«Tagesschau» vom 20.8.2013

Beiträge

  • Bund will EDA tiefgreifend umbauen

    Effizienter werden und gleichzeitig sparen – das soll unter dem Strich bei dem Umbau des Eidgenössischen Departements für auswärtige Angelegenheiten EDA rausschauen. Diplomaten und Entwicklungsarbeiter sollen neu logistisch vereint sein, über ein Dutzend Konsulate werden weltweit gestrichen.

  • Jean Ziegler soll nicht in UNO-Menschenrechtsrat

    Die Aussenpolitische Kommission des Nationalrats hat einige Vorbehalte gegen die Kandidatur des Genfer Soziologie-Professors für das Expertengremium des UNO-Menschenrechtsrats. Sie spricht sich gegen Ziegler aus. Dennoch bleibt der streitbare Professor Kandidat.

  • Ärger über abgeänderte Vereinbarung zu Asylsuchenden in Alpnach

    Das Beispiel von Bremgarten soll nicht wiederholt werden. Das Bundesamt für Migration hat in Alpnach, im Kanton Obwalden, eine Kehrtwende gemacht. Während in einer alten Vereinbarung den Asylsuchenden der Zugang zu gewissen Orten nicht erlaubt wird, tönt die neue Vereinbarung viel milder. Die Asylsuchenden dürfen sich demnach freier bewegen, die Bewohner von Alpnach sind darüber alles andere als erfreut.
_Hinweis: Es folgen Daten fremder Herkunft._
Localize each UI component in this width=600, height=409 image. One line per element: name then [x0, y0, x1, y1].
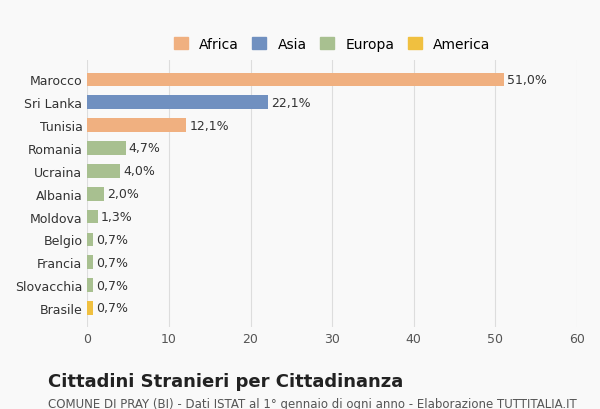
Text: 4,7%: 4,7%	[129, 142, 161, 155]
Text: 0,7%: 0,7%	[96, 279, 128, 292]
Text: 4,0%: 4,0%	[123, 165, 155, 178]
Text: 0,7%: 0,7%	[96, 302, 128, 315]
Text: 2,0%: 2,0%	[107, 188, 139, 201]
Bar	[87, 210, 98, 224]
Legend: Africa, Asia, Europa, America: Africa, Asia, Europa, America	[169, 34, 495, 56]
Bar	[87, 96, 268, 110]
Text: 0,7%: 0,7%	[96, 233, 128, 246]
Text: 12,1%: 12,1%	[189, 119, 229, 132]
Text: COMUNE DI PRAY (BI) - Dati ISTAT al 1° gennaio di ogni anno - Elaborazione TUTTI: COMUNE DI PRAY (BI) - Dati ISTAT al 1° g…	[48, 397, 577, 409]
Bar	[87, 119, 186, 133]
Bar	[87, 142, 125, 155]
Text: 22,1%: 22,1%	[271, 97, 311, 110]
Bar	[87, 279, 93, 292]
Bar	[87, 256, 93, 270]
Bar	[87, 164, 120, 178]
Text: 51,0%: 51,0%	[507, 74, 547, 87]
Bar	[87, 233, 93, 247]
Bar	[87, 73, 503, 87]
Bar	[87, 187, 104, 201]
Text: 0,7%: 0,7%	[96, 256, 128, 269]
Bar	[87, 301, 93, 315]
Text: 1,3%: 1,3%	[101, 211, 133, 223]
Text: Cittadini Stranieri per Cittadinanza: Cittadini Stranieri per Cittadinanza	[48, 372, 403, 390]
  • Anführer der Muslimbrüder in Ägypten festgenommen

    Der 70-jährige Mohammed Badie wurde in seiner Wohnung in Kairo verhaftet. Badies Einfluss bei den Muslimbrüdern soll immens sein, selbst der abgesetzte Präsident Mursi soll auf ihn gehört haben. Die Armee klagt Badie nun wegen Anstiftung zum Mord an. Er soll verantwortlich sein für den Tod von mindestens 8 Demonstranten bei einer Anti-Mursi-Demonstration Ende Juni.

  • Pervez Musharraf steht vor Gericht

    Der ehemalige pakistanische Machthaber wird wegen Mordes angeklagt. Musharraf soll wegen Beihilfe und Verschwörung zum Mord an seiner einstigen Rivalin Benazir Bhutto schuldig sein. Bhutto war während einer Wahlkampf-Veranstaltung Ende 2007 ermordet worden. Pervez Musharraf bestreitet diese Vorwürfe und plädiert auf unschuldig. Im Fall eines Schuldspruchs drohen ihm lebenslange Haft oder die Todesstrafe.

  • Erneut Umweltkatastrophe in Fukushima

    Die AKW-Betreiberin TEPCO teilt mit, dass auf dem Gelände der Atom-Ruine 300 Tonnen hochradioaktiv verseuchtes Wasser aus einem Tank ausgelaufen ist. Grössere Mengen davon können bereits im Boden versickert sein – und das Leck besteht offenbar noch immer.

  • Kurznachrichten Ausland

  • «The Guardian» von britischem Geheimdienst unter Druck gesetzt

    Der Geheimdienst habe von der Zeitung verlangt, dass sie auf weitere Enthüllungen im Fall des amerikanischen Whistleblowers Edward Snowden verzichten müsse. Das teilt „The Guardian“ selbst mit. Falls dies so stimmt, stellt sich die Frage, wie es um die Pressefreiheit in Grossbritannien bestellt ist.

  • Schwere Überschwemmungen in Fernen Osten

    Sowohl auf den Philippinen wie auch in zwei chinesischen und russischen Provinzen haben heftige Regenfälle Tod und Zerstörung in Millilardenhöhe gebracht.

  • Insekten-Restaurant in London

    Während in der Stadt an der Themse unzählige Feinschmecker-Restaurants Englands Ruf von erbärmlicher Küche widerlegen, sorgt neuerdings ein Lokal der anderen Art für Aufsehen: es hat sich spezialisiert auf Insekten jeder Art.